Enfin, Elle-Marie Fillion. La passeuse de 6’1 s’améliore d’année en année et elle semble en pleine possession de ses moyens à sa troisième année avec le Vert & Or. Après avoir évolué une saison derrière l’ancienne joueuse étoile Emma Bergeron, Fillion peut maintenant miser sur elle pour lui prodiguer des conseils chaque jour à l’entraînement. Sa gestion des matchs, la précision de ses passes en plus de son travail au filet et en défense en font une meneuse parfaite pour ce groupe.

Si la question est de démontrer qu’elle a autant de force entre les deux oreilles que de talent, je n’ai aucune inquiétude. Ce qu’elle a fait en demi-finale après la défaite en lever de rideau contre les Citadins en est une preuve indéniable. 75 passes décisives en six manches avec le dos au mur, c’est de l’excellence. POINT.

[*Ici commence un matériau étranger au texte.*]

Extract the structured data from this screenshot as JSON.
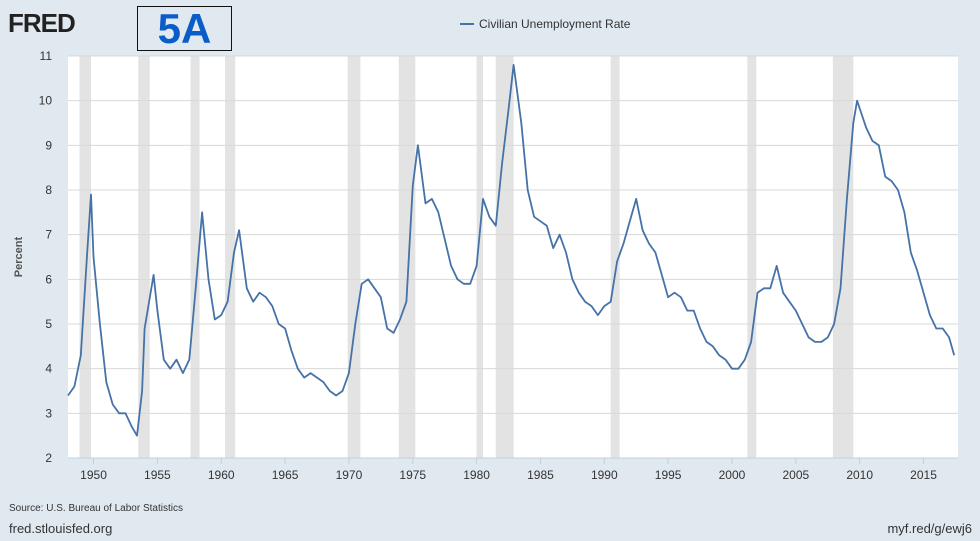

Alors qui gagne? Grande question. Ne gagez pas votre maison là-dessus, je vous en conjure. J’aime beaucoup ces deux équipes. Du talent à revendre, du caractère. Ce sera une très très belle finale. Et bien que je conseillerais à quiconque de ne jamais, jamais y aller contre une équipe dirigée par Olivier Trudel dans une telle situation, j’ai envie d’être sentimental et de donner mon vote à Sherbrooke. Après avoir vu les gars de cette université dominer lors des trois dernières saisons. Après avoir vu le Vert & Or s’arracher le coeur en finale il y a deux ans face aux Carabins. J’aimerais vraiment les voir accéder à la plus haute marche du podium cette fois.

Victoire de Sherbrooke en trois matchs. 17-15 au 5e set du match #3 dimanche après-midi.